Methods: We administered cocaine together with assays of sphingolipid production in the NAc, immune histochemical and molecular profiling of ER stress pathways, and ultrastructural investigation of ER morphology. Additionally, we performed D1-MSN-specific knockdown of Atf4 and Sptlc1 to examine their contributions to cocaine-induced behavioral and neuroplastic changes, as well as the impacts of pharmacological suppression of ER stress and sphingolipid production.
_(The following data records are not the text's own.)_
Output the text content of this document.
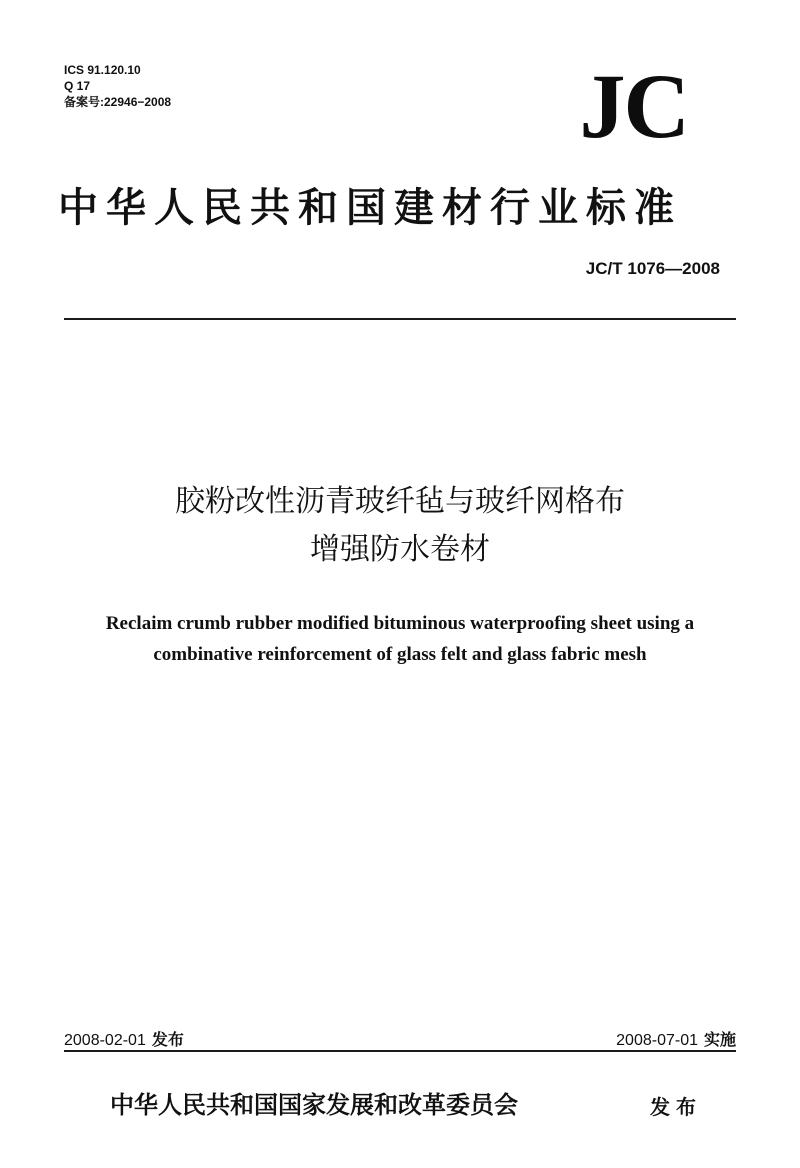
ICS 91.120.10
Q 17
备案号:22946−2008	JC
中华人民共和国建材行业标准
JC/T 1076—2008
胶粉改性沥青玻纤毡与玻纤网格布
增强防水卷材
Reclaim crumb rubber modified bituminous waterproofing sheet using a
combinative reinforcement of glass felt and glass fabric mesh
2008-02-01 发布	2008-07-01 实施
中华人民共和国国家发展和改革委员会	发布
Results: In medium spiny neurons (MSNs) that express dopamine receptor 1 (D1), cocaine specifically triggered ER stress, which was indicated by the expression of activating transcription factor 4 (ATF4). Additionally, cocaine increased the expression of serine palmitoyl transferase long-chain base subunit 1 (SPTLC1), and promoter analysis with functional validation revealed that ATF4 directly targets Sptlc1. Thus, sphingolipid metabolism remodeling was associated with ATF4 activation. Cocaine-induced behavioral and neuroplastic change was significantly lessened by blocking ER stress or sphingolipid production, as well as D1-MSN-specific reduction of Atf4 or Sptlc1.
Discussion: These results point to a possible treatment target for cocaine addiction by identifying a D1-MSN ER stress response that facilitates cocaine-induced neuro adaptations via the ATF4–SPTLC1 signaling axis.